またまた一回遅れになってしまいました (^_^;
◎ 第75巻 「羽黒」
シリーズ第75巻は 「妙高」 型4番艦の 「羽黒」 で、1944年のマリアナ沖海戦後の姿の設定となっています。


まずはいつもどおり、モデラーさんとしてモニターをされているHN 「おまみ」 氏の評価記事のご紹介で、次のURLです。
おまみ氏の総合評価としては
“ 今回の羽黒は、妙高型三隻の中では出来が一番良い ”
“ シリーズ全体から見ても、手直ししたくなる部分が少ないという点で、品質的には平均かそれ以上 ”
ということで、まあシリーズ中で同型艦の3隻目ですから当然と言えば当然のところでもありますが ・・・・
こうして3隻を並べて見ても、それなりの見栄えであり悪くはないでしょう。 そしてこれが本シリーズの基本コンセプトの一つでもあります。
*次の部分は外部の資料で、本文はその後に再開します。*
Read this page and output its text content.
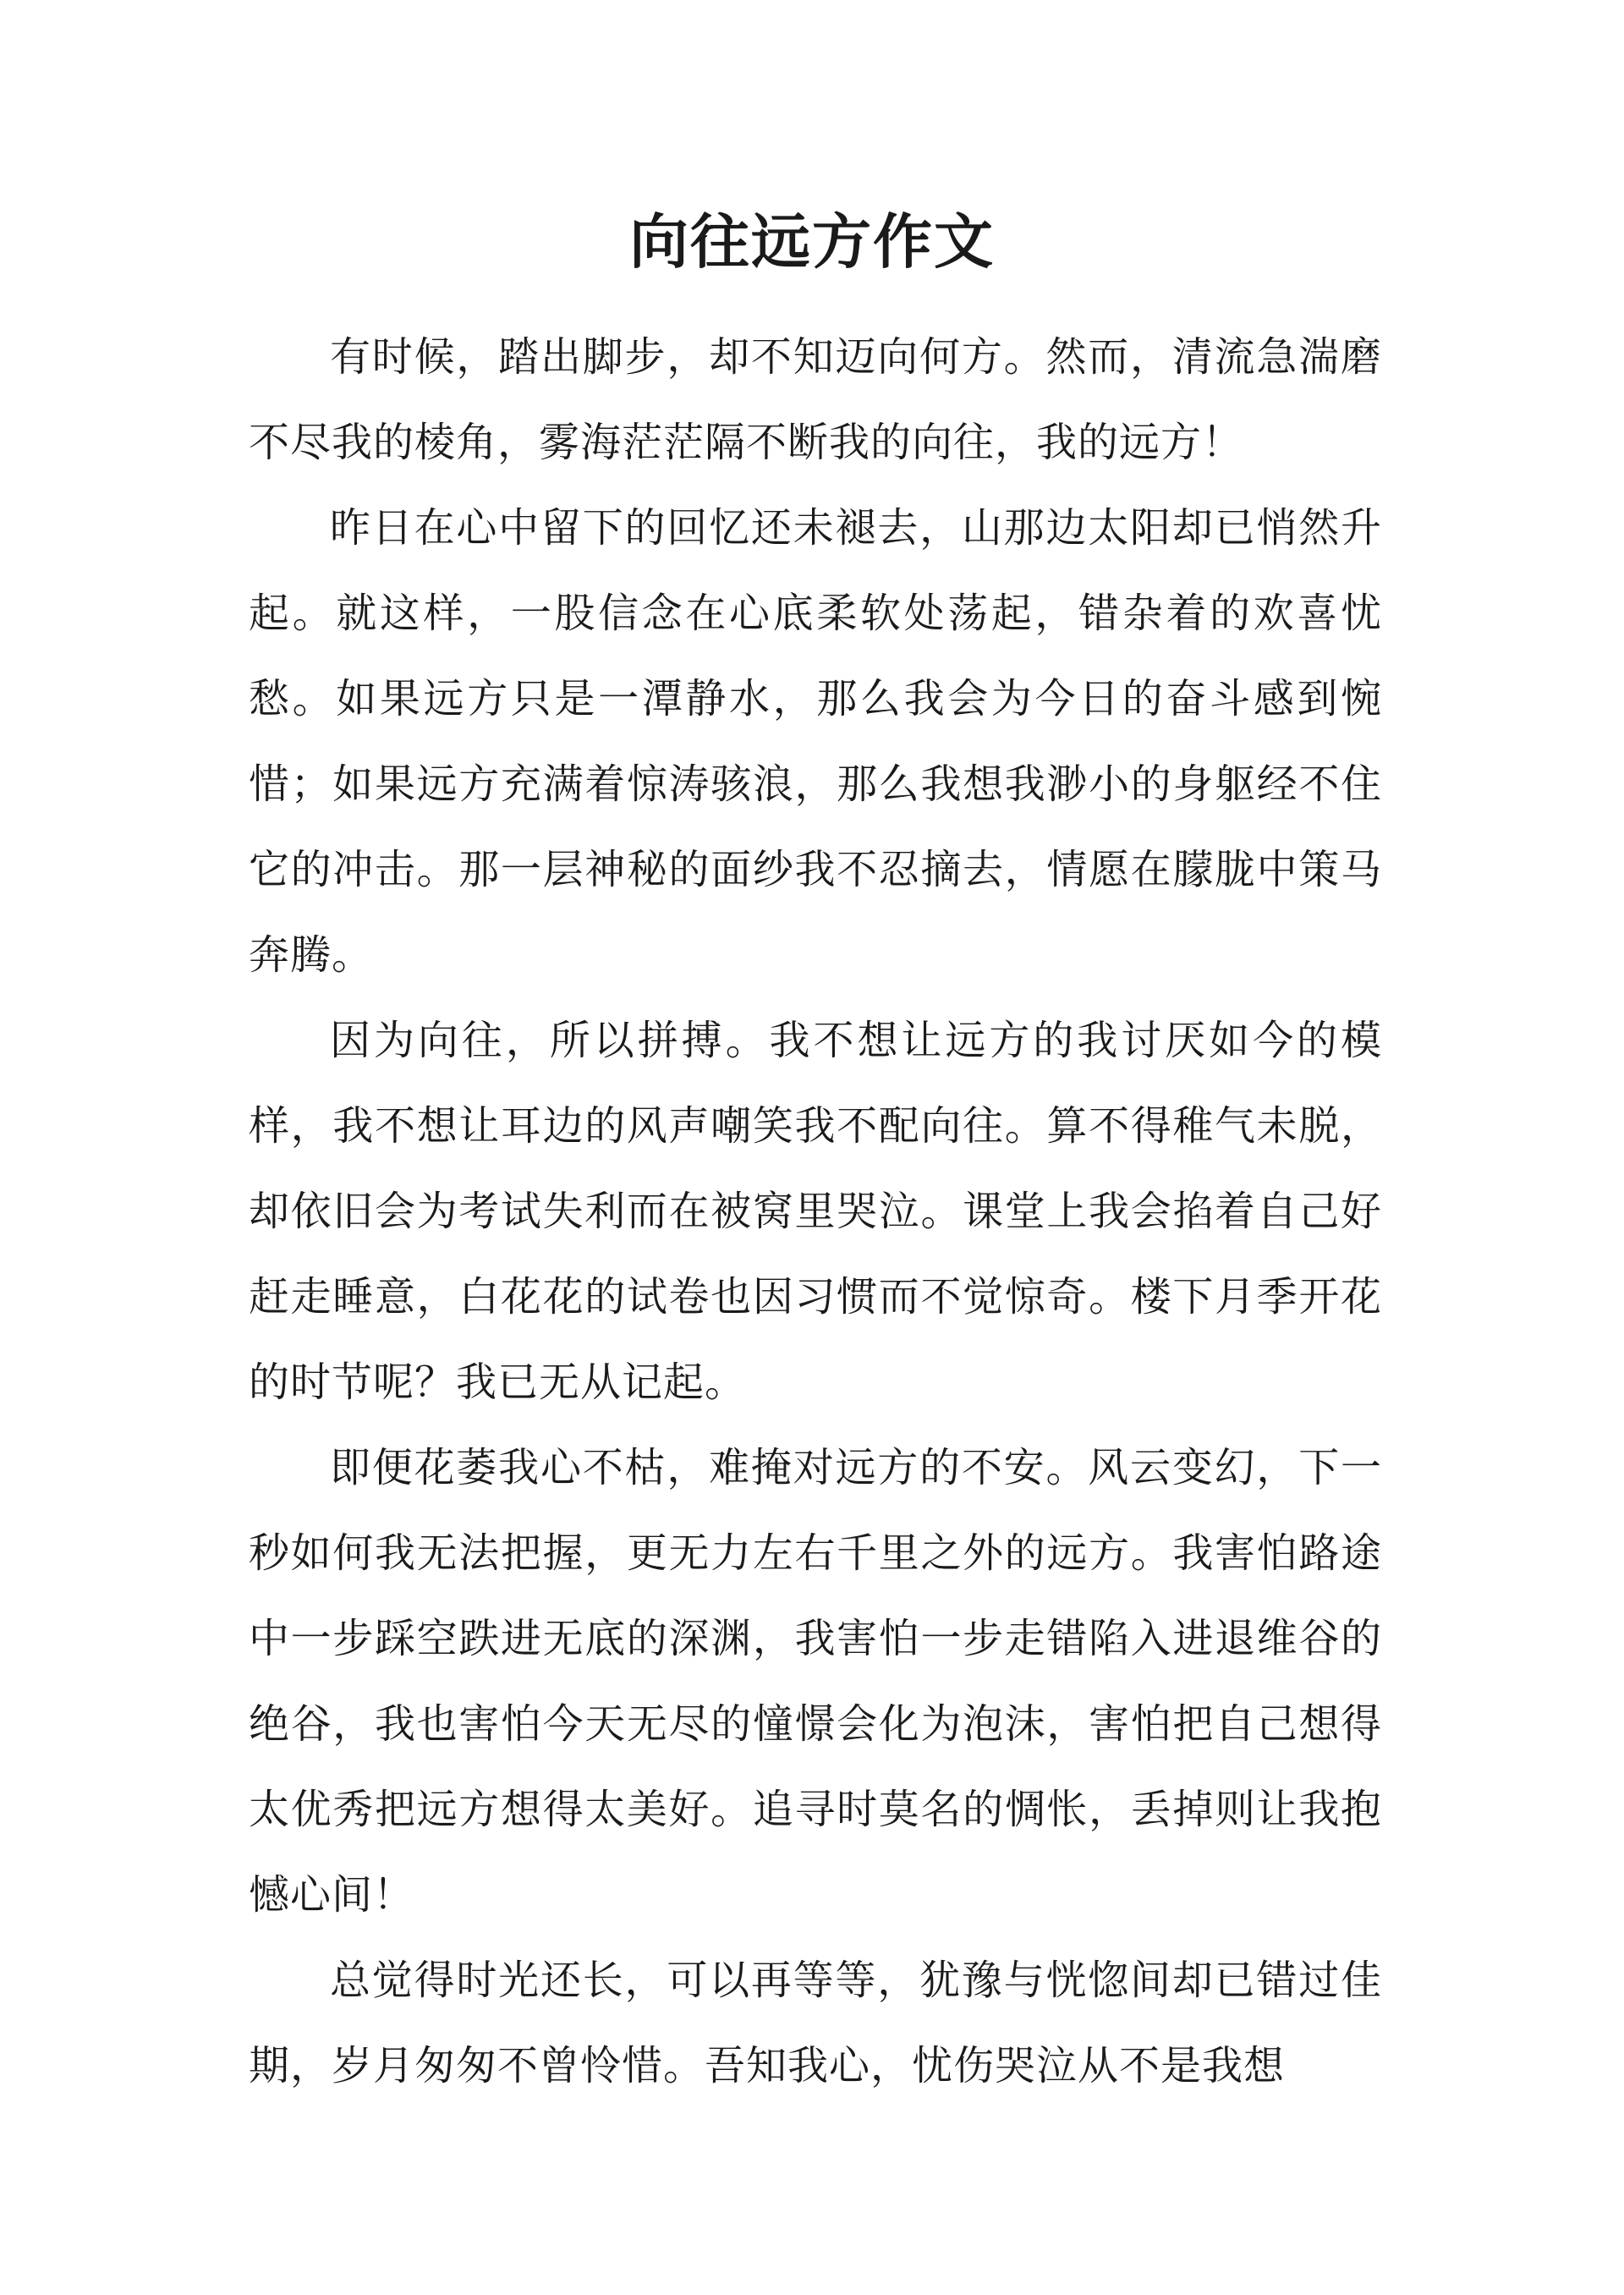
向往远方作文

有时候，踏出脚步，却不知迈向何方。然而，清流急湍磨不尽我的棱角，雾海茫茫隔不断我的向往，我的远方！

昨日在心中留下的回忆还未褪去，山那边太阳却已悄然升起。就这样，一股信念在心底柔软处荡起，错杂着的欢喜忧愁。如果远方只是一潭静水，那么我会为今日的奋斗感到惋惜；如果远方充满着惊涛骇浪，那么我想我渺小的身躯经不住它的冲击。那一层神秘的面纱我不忍摘去，情愿在朦胧中策马奔腾。

因为向往，所以拼搏。我不想让远方的我讨厌如今的模样，我不想让耳边的风声嘲笑我不配向往。算不得稚气未脱，却依旧会为考试失利而在被窝里哭泣。课堂上我会掐着自己好赶走睡意，白花花的试卷也因习惯而不觉惊奇。楼下月季开花的时节呢？我已无从记起。

即便花萎我心不枯，难掩对远方的不安。风云变幻，下一秒如何我无法把握，更无力左右千里之外的远方。我害怕路途中一步踩空跌进无底的深渊，我害怕一步走错陷入进退维谷的绝谷，我也害怕今天无尽的憧憬会化为泡沫，害怕把自己想得太优秀把远方想得太美好。追寻时莫名的惆怅，丢掉则让我抱憾心间！

总觉得时光还长，可以再等等，犹豫与恍惚间却已错过佳期，岁月匆匆不曾怜惜。吾知我心，忧伤哭泣从不是我想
(右手前から、今回の 「羽黒」、第62巻 「那智」、第17巻 「妙高」 の順)
ただし、逆に各艦ごと出来不出来の個所が目立ってしまうのは残念なところと言えます。
考証的には、船体形状、特にバルジとビルジキールが違う (結局同型艦3隻で正しいのは一つもありませんでした) 他は、艦橋構造物の測的所の形状が少々おかしいことを除けば、それほど大きな問題点はないでしょう。 単装機銃の欠落などはこのスケールではそれ程目立ちませんし、舷窓の塗装もまあ ・・・・
しかしながら、考証とモデル・デザイン、製造組立塗装の全ての面について、これまでづ〜っと言い続けてきた本シリーズ共通の問題点は相変わらずです。
ダイキャスト船体とプラ製の接合部の大きな隙間と段差は結局改善されませんでしたし、組立・塗装における製品管理も不充分なままです。
いまだにこの様に傾いたものがそのまま検品を通るような状況は ・・・・ (^_^;

その意味では、いわゆる “イーグルモス・クオリティ” からすれば “並よりは上” と言う評価になるでしょう。
それにしても、本シリーズ全80巻中日本艦艇の重巡で同型艦が全部揃わないのはこの 「妙高」 型だけで、3番艦の 「足柄」 が欠となっています。
これだけ日本艦中心で進めてきたシリーズなのに “何故?” と思うのは私だけではないでしょう。
確かに太平洋戦争中の戦歴としてはあまり華々しいものはありませんが、1937年戴冠式に伴うスピッド・ヘッド沖での国際観艦式に第1次近代化改装途中で派遣され、列国海軍艦艇が居並ぶ中 「飢えた狼」 とまで評されてその名が知られている艦なのに、です。
元モデル・アドバイザーとしては、これはもう他の艦と入れ替えてもラインナップとして揃えるべきであったと考えます。 ちょっとシリーズとして中途半端であったと。